I’ve attended a lot of CLE lectures over the years, but the best one I ever saw was overseas.*  All of the best ones are connected to some sort of long flight, because if you’re in Rome or Paris or Istanbul or Oxford, how bad can the lecture possibly be?  Just the setting alone makes them interesting.

Until a few years ago, I had no idea that “Fashion Law” was even a thing.  I doubted highly that designer clothes mattered even a bit in the great grand scheme of the universe.  Then I heard my friend Layne Randolph‘s lecture on trademarks and trade dress, and I was astounded to discover that, not only was this really “a thing,” but the thing matters– immensely.  I simply hadn’t ever contemplated the economic value of high-fashion brands.  I’d always viewed Ralph Lauren and Kate Spade and Vera Wang and Manolo Blahnik as a just bunch of fussy/snooty people that were waaaaay too proud of themselves and their work-product.  It didn’t help that I’m a big guy, and fashion houses aren’t exactly beating my door down, begging me to buy their stuff.  It also didn’t help that many years ago, an ex-girlfriend routinely forced me at emotional gunpoint to watch Sex & The City with her.  I hated every excruciating moment of it, and I hated fashion designers by association.

But Layne’s presentation was awfully compelling.  As a newly minted J.D., I found the just-filed Christian Louboutin suit against Yves Saint-Laurent an excuse to pay attention to her query: whether Louboutin’s iconic red soles were protected as a mark or dress.  It was a pretty compelling legal question.

You learn something new every day, right?

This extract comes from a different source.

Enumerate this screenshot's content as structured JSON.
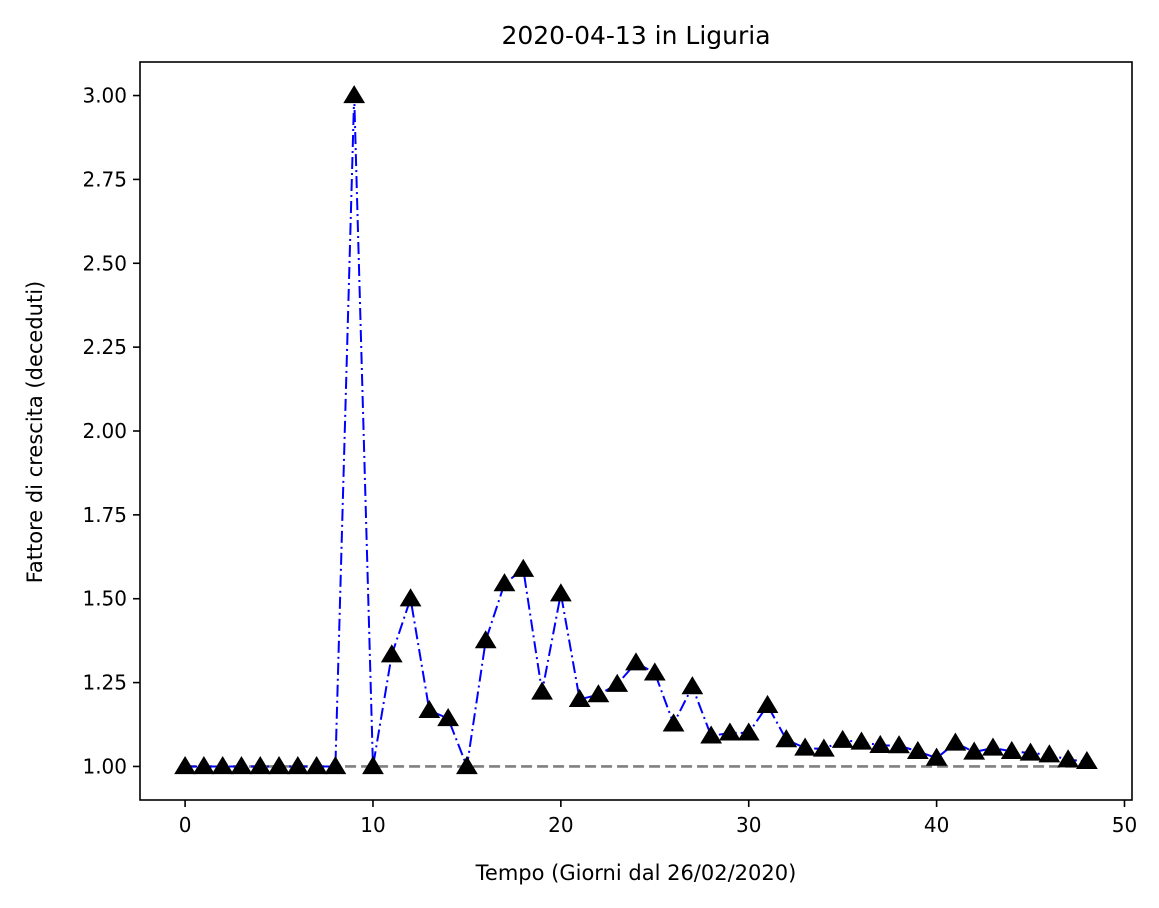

Well, a few weeks later, I plunked down nine dollars to see the third and final installment of the Men in Black series.  In the opening scene, a rather curvy alien woman walks down a hallway in a super-duper-maximum-security prison on the moon (hey, I didn’t write it) to spring her boyfriend/boss, one of the guys from Flight of the Conchords (I said I didn’t write it).

Of course, movies these days are all about prurient interests, so the very first action shot is of the bright red soles on the woman’s thigh-high boots as she walks away from the camera while it slowly rises to a very high-cut leather mini-skirt and…  well, you get the idea.  Just what every twelve year-old boy wants to see at the movies.

Being a twelve year-old boy myself (our bodies age, but our brains’ development arrests in the 7th grade), one would think I’d follow the camera and enjoy the highly inappropriate objectification of a woman’s body.  Nope.  I was fixated on those crimson soles and the legal issues surrounding them.  I wondered how many lawyers were involved in the licensing agreement that Columbia Pictures needed Christian Louboutin’s people to sign, just for that one shot, and w0w, what a waste, because the product placement value of this particular trade dress in a scene targeted to twelve year-old boys is…

This one would be a tough one to go after. Serving in India is a bear.

Dammit.  I’m an adult.  And a lawyer to boot.  (See what I did there?)

Now that I handle service abroad nearly full time, I still can’t watch that movie and not ponder the procedural implications.  What if a Dutch company decides to make a cheap knockoff of the same boot?  What are the procedural hurdles?

Well, watch the latest Louboutin kerfluffle unfold and you’ll find out.

In short, y’all, the world has reached globalized status, and all the ire the Tea Party can muster is not enough to put the Genie back in the bottle.  Litigation crosses borders more now than ever, and although we lawyers like to think the law has streamlined itself since the dawn of the internet age… nope.  Not as much as you might think.  In much of the world, service of process is still effected in the same manner it was in 1965, when the Hague Service Convention first came about.  The treaty is still mandatory, and it’s still exclusive doctrine, so trademark and trade infringement suits must still be properly served.  Pay attention to detail.  It matters.


* Shameless plug:  UMKC Law hosts a couple of CLE Abroad programs every year, and I have the privilege of speaking on many of them.  The trips are a whole bunch of fun… and potentially deductible.**

** You bet your sweet bippy there’s a disclaimer on this one.  I’m not a tax lawyer and, if you’re reading this, neither are you.  So seek specific professional advice on whether you can deduct an overseas CLE trip (or how much of it you can).